CAUTIONARY NOTE REGARDING FORWARD LOOKING INFORMATION

This announcement may include statements that are, or may be deemed to be, "forward looking statements". These forward looking statements may be identified by the use of forward looking terminology, including the terms "believes", "estimates", "plans", "projects", "anticipates", "expects", "intends", "may", "will" or "should" or, in each case, their negative or other variations or comparable terminology, or by discussions of strategy, plans, objectives, goals, future events or intentions. These forward looking statements include all matters that are not historical facts and involve predictions. Forward looking statements may and often do differ materially from actual results. Any forward looking statements reflect John Menzies' and DX's current view with respect to future events and are subject to risks relating to future events and other risks, uncertainties and assumptions relating to John Menzies' or DX's results of operations, financial position, liquidity, prospects, growth or strategies and the industry in which John Menzies and DX operate. Forward looking statements speak only as of the date they are made and cannot be relied upon as a guide to future performance. Save as required by law or regulation, John Menzies and DX disclaim any obligation or undertaking to release publicly any updates or revisions to any forward looking statements in this announcement that may occur due to any change in its expectations or to reflect events or circumstances after the date of this announcement.
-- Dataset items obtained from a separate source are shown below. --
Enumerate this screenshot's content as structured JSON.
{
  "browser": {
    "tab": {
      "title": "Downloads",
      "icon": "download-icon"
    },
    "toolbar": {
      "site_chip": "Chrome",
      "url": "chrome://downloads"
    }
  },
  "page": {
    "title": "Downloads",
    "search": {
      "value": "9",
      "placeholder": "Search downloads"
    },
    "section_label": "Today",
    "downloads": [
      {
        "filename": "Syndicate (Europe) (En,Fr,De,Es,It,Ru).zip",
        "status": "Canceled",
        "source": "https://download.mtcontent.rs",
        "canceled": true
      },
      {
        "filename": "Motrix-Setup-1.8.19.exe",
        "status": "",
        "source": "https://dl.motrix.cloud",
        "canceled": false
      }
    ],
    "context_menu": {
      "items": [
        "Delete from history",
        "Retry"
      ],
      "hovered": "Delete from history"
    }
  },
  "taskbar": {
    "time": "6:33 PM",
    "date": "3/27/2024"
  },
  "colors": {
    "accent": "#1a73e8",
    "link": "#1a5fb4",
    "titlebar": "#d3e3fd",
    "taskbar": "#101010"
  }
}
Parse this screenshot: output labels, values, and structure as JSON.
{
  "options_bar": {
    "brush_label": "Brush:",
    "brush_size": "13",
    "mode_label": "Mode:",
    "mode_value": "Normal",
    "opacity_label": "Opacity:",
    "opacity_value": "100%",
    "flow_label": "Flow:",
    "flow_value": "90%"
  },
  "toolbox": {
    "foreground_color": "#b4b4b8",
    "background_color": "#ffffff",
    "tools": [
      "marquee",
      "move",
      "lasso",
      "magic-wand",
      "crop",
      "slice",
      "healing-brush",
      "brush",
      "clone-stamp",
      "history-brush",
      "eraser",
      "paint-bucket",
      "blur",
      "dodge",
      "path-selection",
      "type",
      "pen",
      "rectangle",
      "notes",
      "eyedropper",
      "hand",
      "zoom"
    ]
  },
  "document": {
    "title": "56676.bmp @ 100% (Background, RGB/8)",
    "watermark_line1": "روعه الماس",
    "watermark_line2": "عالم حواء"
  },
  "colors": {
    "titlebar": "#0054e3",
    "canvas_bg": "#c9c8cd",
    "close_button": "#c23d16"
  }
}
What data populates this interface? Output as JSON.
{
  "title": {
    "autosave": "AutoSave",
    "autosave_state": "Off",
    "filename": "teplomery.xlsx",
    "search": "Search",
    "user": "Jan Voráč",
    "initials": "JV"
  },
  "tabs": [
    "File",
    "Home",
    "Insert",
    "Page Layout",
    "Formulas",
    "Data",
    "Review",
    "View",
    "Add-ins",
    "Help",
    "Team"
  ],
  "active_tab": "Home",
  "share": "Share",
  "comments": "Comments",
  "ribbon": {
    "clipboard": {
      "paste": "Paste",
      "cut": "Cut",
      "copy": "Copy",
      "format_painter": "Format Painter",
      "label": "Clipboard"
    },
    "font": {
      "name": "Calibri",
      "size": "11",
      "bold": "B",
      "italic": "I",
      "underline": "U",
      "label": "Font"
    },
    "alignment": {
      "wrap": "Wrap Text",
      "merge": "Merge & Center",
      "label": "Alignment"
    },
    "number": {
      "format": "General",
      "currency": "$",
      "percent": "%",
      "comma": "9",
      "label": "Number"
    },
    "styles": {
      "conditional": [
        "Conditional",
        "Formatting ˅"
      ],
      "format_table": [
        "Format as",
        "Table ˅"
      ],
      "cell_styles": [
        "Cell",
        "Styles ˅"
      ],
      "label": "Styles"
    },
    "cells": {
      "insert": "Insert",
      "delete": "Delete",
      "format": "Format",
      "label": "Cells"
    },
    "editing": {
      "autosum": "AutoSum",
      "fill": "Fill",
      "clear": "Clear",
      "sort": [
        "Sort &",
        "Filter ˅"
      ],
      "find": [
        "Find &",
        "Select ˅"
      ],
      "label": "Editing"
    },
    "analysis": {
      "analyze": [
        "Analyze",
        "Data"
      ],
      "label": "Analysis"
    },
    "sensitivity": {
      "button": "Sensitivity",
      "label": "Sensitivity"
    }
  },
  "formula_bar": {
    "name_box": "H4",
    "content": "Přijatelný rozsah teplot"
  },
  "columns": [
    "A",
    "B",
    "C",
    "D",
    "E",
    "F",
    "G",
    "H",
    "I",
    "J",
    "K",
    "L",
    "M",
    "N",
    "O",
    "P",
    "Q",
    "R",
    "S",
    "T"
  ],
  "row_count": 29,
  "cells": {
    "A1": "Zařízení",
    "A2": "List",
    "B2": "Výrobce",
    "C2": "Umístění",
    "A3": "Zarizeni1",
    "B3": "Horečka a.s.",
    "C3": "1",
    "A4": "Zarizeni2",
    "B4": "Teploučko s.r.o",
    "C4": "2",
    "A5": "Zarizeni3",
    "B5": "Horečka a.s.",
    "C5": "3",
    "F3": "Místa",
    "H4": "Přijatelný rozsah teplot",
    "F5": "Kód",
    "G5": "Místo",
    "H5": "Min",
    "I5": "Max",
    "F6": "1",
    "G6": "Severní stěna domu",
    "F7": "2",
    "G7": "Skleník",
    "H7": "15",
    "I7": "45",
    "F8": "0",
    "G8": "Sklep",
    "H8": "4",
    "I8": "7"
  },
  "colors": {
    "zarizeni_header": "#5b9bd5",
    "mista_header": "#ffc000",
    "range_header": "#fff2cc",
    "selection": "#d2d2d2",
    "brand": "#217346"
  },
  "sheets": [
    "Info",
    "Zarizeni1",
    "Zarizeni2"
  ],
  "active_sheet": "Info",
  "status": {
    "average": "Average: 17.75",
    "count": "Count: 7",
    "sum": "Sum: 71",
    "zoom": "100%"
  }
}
Nothing in this announcement is intended, or is to be construed, as a profit forecast or to be interpreted to mean that earnings per John Menzies share for the current or future financial years, or those of the Enlarged Group, will necessarily match or exceed the historical published earnings per share. Certain figures contained in this announcement have been subject to rounding adjustments. Accordingly, in certain instances, the sum or percentage change of the numbers contained in this announcement may not conform exactly with the total figure given.

Neither the content of John Menzies' nor DX's website, nor any website accessible by hyperlinks on John Menzies' or DX's website is incorporated in, or forms part of, this announcement.